Assenzia

Bolla d’aria. Gonfia lo stomaco. Corri, sbatti i tuoi scomodi piedi a caso, scalpiti sul solido marciapiede dove altri cento scomodi piedi hanno già sbattuto altre cento volte più scomodamente di te. Ansimi. Ti raddrizzi, scrutando l’orizzonte ricolmo, piani intersecati ti trafiggono gli occhi, la tua iride vitrea s’inonda di oggetti inutili. Case, alberi, panchine, nuvole, sole, asfalto, persone. Una goccia di sudore scivola oziosa sul tuo sopracciglio. Il contorno di te stesso rappresentato dalla fine di te, e dall’inizio delle cose. Cose. Cose inutili. Tu, incorniciato da oggetti. Una mosca circondata da un universo di cosmica spazzatura. Tutto è pieno, visivamente prorompente, tremendamente attraente, orde di consumistici gesti divenuti oggetto, assalgono crudelmente la vista, non appena focalizzi anche il più impercettibile battito d’ali sul ramo più alto. Sei destinato a farti aggredire. I tetti delle case ti graffiano, le grondaie ti bastonano, la luna ti martella, l’asfalto ti risucchia. Inutili oggetti creati dall’uomo, concepiti da Dio. Cose poste sulla crosta terrestre che mascherano l’assenza.

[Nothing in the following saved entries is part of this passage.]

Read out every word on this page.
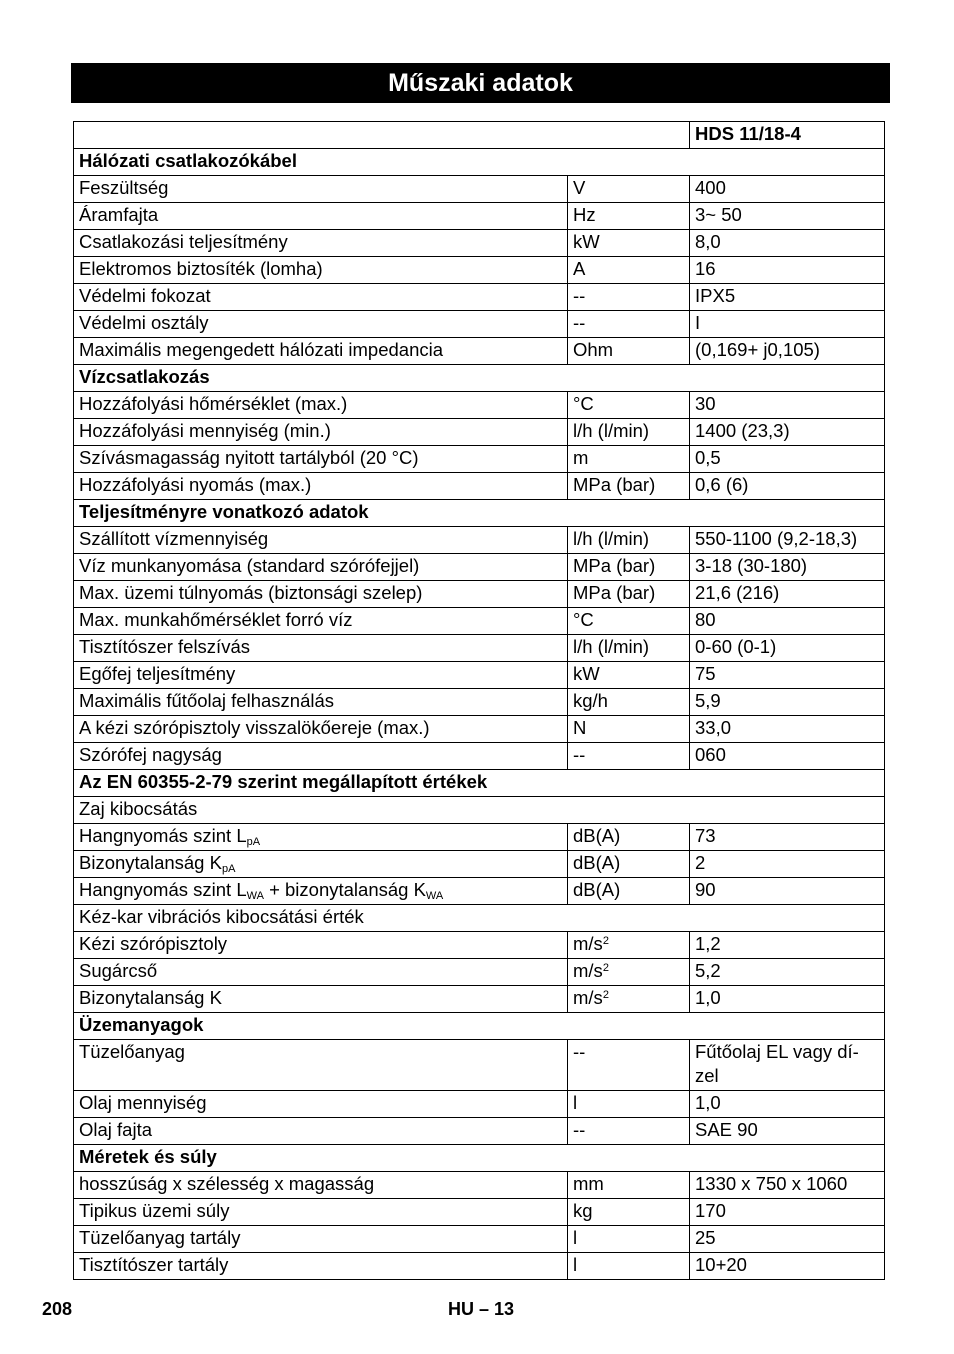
Műszaki adatok
		HDS 11/18-4
Hálózati csatlakozókábel		
Feszültség	V	400
Áramfajta	Hz	3~ 50
Csatlakozási teljesítmény	kW	8,0
Elektromos biztosíték (lomha)	A	16
Védelmi fokozat	--	IPX5
Védelmi osztály	--	I
Maximális megengedett hálózati impedancia	Ohm	(0,169+ j0,105)
Vízcsatlakozás		
Hozzáfolyási hőmérséklet (max.)	°C	30
Hozzáfolyási mennyiség (min.)	l/h (l/min)	1400 (23,3)
Szívásmagasság nyitott tartályból (20 °C)	m	0,5
Hozzáfolyási nyomás (max.)	MPa (bar)	0,6 (6)
Teljesítményre vonatkozó adatok		
Szállított vízmennyiség	l/h (l/min)	550-1100 (9,2-18,3)
Víz munkanyomása (standard szórófejjel)	MPa (bar)	3-18 (30-180)
Max. üzemi túlnyomás (biztonsági szelep)	MPa (bar)	21,6 (216)
Max. munkahőmérséklet forró víz	°C	80
Tisztítószer felszívás	l/h (l/min)	0-60 (0-1)
Egőfej teljesítmény	kW	75
Maximális fűtőolaj felhasználás	kg/h	5,9
A kézi szórópisztoly visszalökőereje (max.)	N	33,0
Szórófej nagyság	--	060
Az EN 60355-2-79 szerint megállapított értékek		
Zaj kibocsátás		
Hangnyomás szint $L_{pA}$	dB(A)	73
Bizonytalanság $K_{pA}$	dB(A)	2
Hangnyomás szint $L_{WA}$ + bizonytalanság $K_{WA}$	dB(A)	90
Kéz-kar vibrációs kibocsátási érték		
Kézi szórópisztoly	$m/s^2$	1,2
Sugárcső	$m/s^2$	5,2
Bizonytalanság K	$m/s^2$	1,0
Üzemanyagok		
Tüzelőanyag	--	Fűtőolaj EL vagy dí-zel
Olaj mennyiség	l	1,0
Olaj fajta	--	SAE 90
Méretek és súly		
hosszúság x szélesség x magasság	mm	1330 x 750 x 1060
Tipikus üzemi súly	kg	170
Tüzelőanyag tartály	l	25
Tisztítószer tartály	l	10+20
208	HU – 13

L’uomo, rimasto folgorato dall’apparenza delle cose ma incapace di percepire il nulla, che vacilla non appena uno stralcio fugace d’anima gli attraversa il pensiero. Respiri. L’uomo, antipodo metafisico, che si rende pragmatico e diffida dallo spirito. Percepisci. L’uomo, grigio blocco realista ancorato al suolo, insradicabile gravità protesa all’abisso, suscettibile elemento seppellito in profondità, nel suolo degli atti concreti. Pensi. L’uomo, climax irriducibilmente pratico e avvezzo nei confronti della trasparenza, del soffio, del sussurro. Prendi fiato. L’uomo, che necessita di un solido marciapiede sul quale scalpitare a suon di piedi scomodi e dove altri cento piedi hanno già sbattuto altre cento volte più scomodamente dell’uomo stesso, che non riesce ad immaginare minimamente come sia scalpitare sul nulla, aggrapparsi al cielo, abitare in immaginarie  abitazioni, impiccarsi a soffitti mancati, trascendere nell’oltre, nuotare nell’aria, farsi avvolgere dal niente, violentare l’inesistente, implodere nel vuoto. È solo lì, che urli.